Bad blood with Google
As that enemy-of-my-enemy factor implies, Microsoft hasn’t exactly had a warm relationship with Google over the years. Moreover, the rivalry between Chrome OS and Windows is just the start — the two have warred over mobile operating systems, voice assistants, and search engines. Why would Microsoft tap Google for Android apps in Windows after years of feuding, especially when that feud has been particularly bitter at times?
See also: Here are all the Chromebooks that can run Android apps
Take Windows Phone, for example. Microsoft desperately wanted a YouTube app for Windows Phone, to the point where it wrote its own client when Google wouldn’t make one voluntarily. Google quickly blocked YouTube access on the platform, and Microsoft was equally quick to accuse Google of hampering Windows Phone to give Android an unfair advantage. Microsoft likely wasn’t eager to talk to the company that might have torpedoed Windows Phone with an app, let alone the usual competitive tactics.
This isn’t to say Microsoft and Google never work together. The two have cooperated on the Chromium-based Edge browser and the pursuit of true web standards. However, Microsoft could be more than a little touchy about asking Google about Play Store integration. It might have seen the inclusion of Google’s shop as conceding defeat or at least funding a directly competitive product. Amazon gave Microsoft a way to offer what many wanted (running Android apps on a Windows PC) without the shame of giving Google what it wanted.

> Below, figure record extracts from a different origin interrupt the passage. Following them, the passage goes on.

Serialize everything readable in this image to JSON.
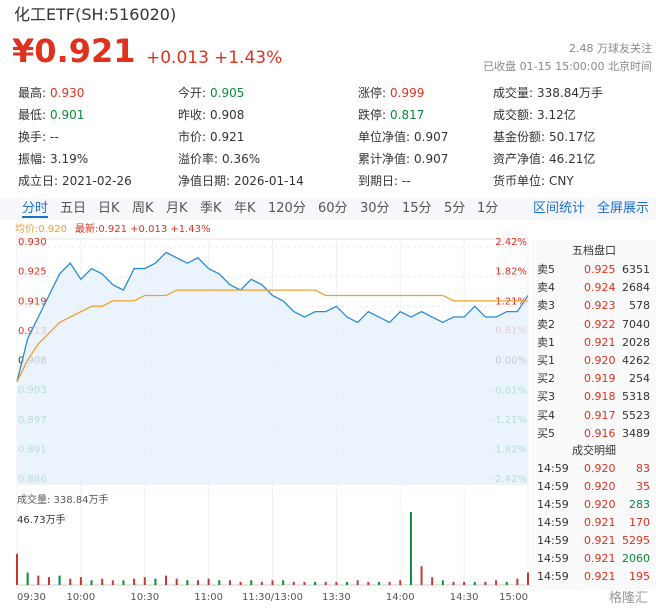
{
  "header": {
    "title": "化工ETF(SH:516020)",
    "price": "¥0.921",
    "change": "+0.013",
    "change_pct": "+1.43%",
    "followers": "2.48 万球友关注",
    "status": "已收盘 01-15 15:00:00 北京时间"
  },
  "stats": [
    [
      {
        "label": "最高:",
        "value": "0.930",
        "color": "#e0301e"
      },
      {
        "label": "今开:",
        "value": "0.905",
        "color": "#0a8a3a"
      },
      {
        "label": "涨停:",
        "value": "0.999",
        "color": "#e0301e"
      },
      {
        "label": "成交量:",
        "value": "338.84万手",
        "color": "#333333"
      }
    ],
    [
      {
        "label": "最低:",
        "value": "0.901",
        "color": "#0a8a3a"
      },
      {
        "label": "昨收:",
        "value": "0.908",
        "color": "#333333"
      },
      {
        "label": "跌停:",
        "value": "0.817",
        "color": "#0a8a3a"
      },
      {
        "label": "成交额:",
        "value": "3.12亿",
        "color": "#333333"
      }
    ],
    [
      {
        "label": "换手:",
        "value": "--",
        "color": "#333333"
      },
      {
        "label": "市价:",
        "value": "0.921",
        "color": "#333333"
      },
      {
        "label": "单位净值:",
        "value": "0.907",
        "color": "#333333"
      },
      {
        "label": "基金份额:",
        "value": "50.17亿",
        "color": "#333333"
      }
    ],
    [
      {
        "label": "振幅:",
        "value": "3.19%",
        "color": "#333333"
      },
      {
        "label": "溢价率:",
        "value": "0.36%",
        "color": "#333333"
      },
      {
        "label": "累计净值:",
        "value": "0.907",
        "color": "#333333"
      },
      {
        "label": "资产净值:",
        "value": "46.21亿",
        "color": "#333333"
      }
    ],
    [
      {
        "label": "成立日:",
        "value": "2021-02-26",
        "color": "#333333"
      },
      {
        "label": "净值日期:",
        "value": "2026-01-14",
        "color": "#333333"
      },
      {
        "label": "到期日:",
        "value": "--",
        "color": "#333333"
      },
      {
        "label": "货币单位:",
        "value": "CNY",
        "color": "#333333"
      }
    ]
  ],
  "tabs": [
    "分时",
    "五日",
    "日K",
    "周K",
    "月K",
    "季K",
    "年K",
    "120分",
    "60分",
    "30分",
    "15分",
    "5分",
    "1分"
  ],
  "right_tabs": [
    "区间统计",
    "全屏展示"
  ],
  "order_book": {
    "title": "五档盘口",
    "rows": [
      [
        "卖5",
        "0.925",
        "6351"
      ],
      [
        "卖4",
        "0.924",
        "2684"
      ],
      [
        "卖3",
        "0.923",
        "578"
      ],
      [
        "卖2",
        "0.922",
        "7040"
      ],
      [
        "卖1",
        "0.921",
        "2028"
      ],
      [
        "买1",
        "0.920",
        "4262"
      ],
      [
        "买2",
        "0.919",
        "254"
      ],
      [
        "买3",
        "0.918",
        "5318"
      ],
      [
        "买4",
        "0.917",
        "5523"
      ],
      [
        "买5",
        "0.916",
        "3489"
      ]
    ]
  },
  "trades": {
    "title": "成交明细",
    "rows": [
      [
        "14:59",
        "0.920",
        "83"
      ],
      [
        "14:59",
        "0.920",
        "35"
      ],
      [
        "14:59",
        "0.920",
        "283"
      ],
      [
        "14:59",
        "0.921",
        "170"
      ],
      [
        "14:59",
        "0.921",
        "5295"
      ],
      [
        "14:59",
        "0.921",
        "2060"
      ],
      [
        "14:59",
        "0.921",
        "195"
      ]
    ],
    "colors": [
      "#e0301e",
      "#e0301e",
      "#0a8a3a",
      "#e0301e",
      "#e0301e",
      "#0a8a3a",
      "#e0301e"
    ]
  },
  "watermark": "格隆汇",
  "chart_data": [
    {
      "type": "line",
      "legend": [
        "均价:0.920",
        "最新:0.921 +0.013 +1.43%"
      ],
      "legend_colors": [
        "#f0a030",
        "#e0301e"
      ],
      "x": [
        0,
        5,
        10,
        15,
        20,
        25,
        30,
        35,
        40,
        45,
        50,
        55,
        60,
        65,
        70,
        75,
        80,
        85,
        90,
        95,
        100,
        105,
        110,
        115,
        120,
        125,
        130,
        135,
        140,
        145,
        150,
        155,
        160,
        165,
        170,
        175,
        180,
        185,
        190,
        195,
        200,
        205,
        210,
        215,
        220,
        225,
        230,
        235,
        240
      ],
      "xlim": [
        0,
        240
      ],
      "ylim": [
        0.886,
        0.93
      ],
      "yticks": [
        {
          "value": 0.93,
          "label": "0.930"
        },
        {
          "value": 0.9245,
          "label": "0.925"
        },
        {
          "value": 0.919,
          "label": "0.919"
        },
        {
          "value": 0.9135,
          "label": "0.913"
        },
        {
          "value": 0.908,
          "label": "0.908"
        },
        {
          "value": 0.9025,
          "label": "0.903"
        },
        {
          "value": 0.897,
          "label": "0.897"
        },
        {
          "value": 0.8915,
          "label": "0.891"
        },
        {
          "value": 0.886,
          "label": "0.886"
        }
      ],
      "y2lim": [
        -2.42,
        2.42
      ],
      "y2ticks": [
        {
          "value": 2.42,
          "label": "2.42%"
        },
        {
          "value": 1.82,
          "label": "1.82%"
        },
        {
          "value": 1.21,
          "label": "1.21%"
        },
        {
          "value": 0.61,
          "label": "0.61%"
        },
        {
          "value": 0,
          "label": "0.00%"
        },
        {
          "value": -0.61,
          "label": "-0.61%"
        },
        {
          "value": -1.21,
          "label": "-1.21%"
        },
        {
          "value": -1.82,
          "label": "-1.82%"
        },
        {
          "value": -2.42,
          "label": "-2.42%"
        }
      ],
      "grid": true,
      "up_color": "#e0301e",
      "down_color": "#0a8a3a",
      "series": [
        {
          "color": "#2b8ad6",
          "values": [
            0.905,
            0.913,
            0.917,
            0.921,
            0.925,
            0.927,
            0.924,
            0.926,
            0.925,
            0.923,
            0.922,
            0.926,
            0.926,
            0.927,
            0.929,
            0.928,
            0.927,
            0.928,
            0.926,
            0.925,
            0.923,
            0.922,
            0.924,
            0.923,
            0.921,
            0.92,
            0.918,
            0.917,
            0.918,
            0.918,
            0.919,
            0.917,
            0.916,
            0.918,
            0.917,
            0.916,
            0.918,
            0.917,
            0.918,
            0.917,
            0.916,
            0.917,
            0.917,
            0.919,
            0.917,
            0.917,
            0.918,
            0.918,
            0.921
          ]
        },
        {
          "color": "#f0a030",
          "values": [
            0.905,
            0.909,
            0.912,
            0.914,
            0.916,
            0.917,
            0.918,
            0.919,
            0.919,
            0.92,
            0.92,
            0.92,
            0.921,
            0.921,
            0.921,
            0.922,
            0.922,
            0.922,
            0.922,
            0.922,
            0.922,
            0.922,
            0.922,
            0.922,
            0.922,
            0.922,
            0.922,
            0.922,
            0.922,
            0.921,
            0.921,
            0.921,
            0.921,
            0.921,
            0.921,
            0.921,
            0.921,
            0.921,
            0.921,
            0.921,
            0.921,
            0.92,
            0.92,
            0.92,
            0.92,
            0.92,
            0.92,
            0.92,
            0.92
          ]
        }
      ]
    },
    {
      "type": "bar",
      "title": "成交量: 338.84万手",
      "color": "#c0392b",
      "x": [
        0,
        5,
        10,
        15,
        20,
        25,
        30,
        35,
        40,
        45,
        50,
        55,
        60,
        65,
        70,
        75,
        80,
        85,
        90,
        95,
        100,
        105,
        110,
        115,
        120,
        125,
        130,
        135,
        140,
        145,
        150,
        155,
        160,
        165,
        170,
        175,
        180,
        185,
        190,
        195,
        200,
        205,
        210,
        215,
        220,
        225,
        230,
        235,
        240
      ],
      "xlim": [
        0,
        240
      ],
      "xticks": [
        {
          "value": 0,
          "label": "09:30"
        },
        {
          "value": 30,
          "label": "10:00"
        },
        {
          "value": 60,
          "label": "10:30"
        },
        {
          "value": 90,
          "label": "11:00"
        },
        {
          "value": 120,
          "label": "11:30/13:00"
        },
        {
          "value": 150,
          "label": "13:30"
        },
        {
          "value": 180,
          "label": "14:00"
        },
        {
          "value": 210,
          "label": "14:30"
        },
        {
          "value": 240,
          "label": "15:00"
        }
      ],
      "ylim": [
        0,
        46.73
      ],
      "yticks": [
        {
          "value": 46.73,
          "label": "46.73万手"
        }
      ],
      "values": [
        20,
        8,
        6,
        5,
        6,
        4,
        5,
        3,
        4,
        3,
        3,
        4,
        5,
        4,
        6,
        4,
        3,
        3,
        4,
        3,
        3,
        2,
        3,
        2,
        3,
        3,
        2,
        2,
        2,
        2,
        2,
        2,
        3,
        2,
        2,
        2,
        3,
        46.73,
        12,
        5,
        3,
        2,
        2,
        2,
        2,
        3,
        2,
        4,
        8
      ]
    }
  ]
}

Google might not have been receptive
This is assuming Google was even willing to entertain the idea of putting Android apps on Windows 11. At a minimum, this would have negated one of Chrome OS’ main advantages while fuelling Windows. Google might not like that Microsoft turned to Amazon, but it can at least be happy knowing that the Appstore’s selection limits any potential advantage.

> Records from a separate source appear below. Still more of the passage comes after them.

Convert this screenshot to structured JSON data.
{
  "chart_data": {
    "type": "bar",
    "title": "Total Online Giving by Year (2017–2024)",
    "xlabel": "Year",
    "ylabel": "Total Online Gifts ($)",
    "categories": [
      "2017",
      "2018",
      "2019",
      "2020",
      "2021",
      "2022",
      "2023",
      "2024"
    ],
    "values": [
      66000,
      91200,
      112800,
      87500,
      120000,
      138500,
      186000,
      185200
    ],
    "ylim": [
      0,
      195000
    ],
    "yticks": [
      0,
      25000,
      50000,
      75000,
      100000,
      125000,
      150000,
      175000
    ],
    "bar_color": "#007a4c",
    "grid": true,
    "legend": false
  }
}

There might have been other considerations. Google might have been worried that making Android apps available through Windows would devalue Android itself by making it a seemingly disposable platform. If virtually any non-Apple device can run Android apps, what perks do you get by running a device made with Android in mind? This helps preserve some of the cachet for Android phones, Android tablets, and Chromebooks.
And yes, Google might have its pride to think about. Some might see official Android support in Windows as an act of desperation rather than power, a fear that Chrome OS might not succeed by itself in popularizing mobile apps on the desktop. On the other hand, if Google talked to Microsoft at all, it might have decided that it was better to let Chrome OS claim a smaller slice of the market than imply that the software couldn’t stand on its own merits.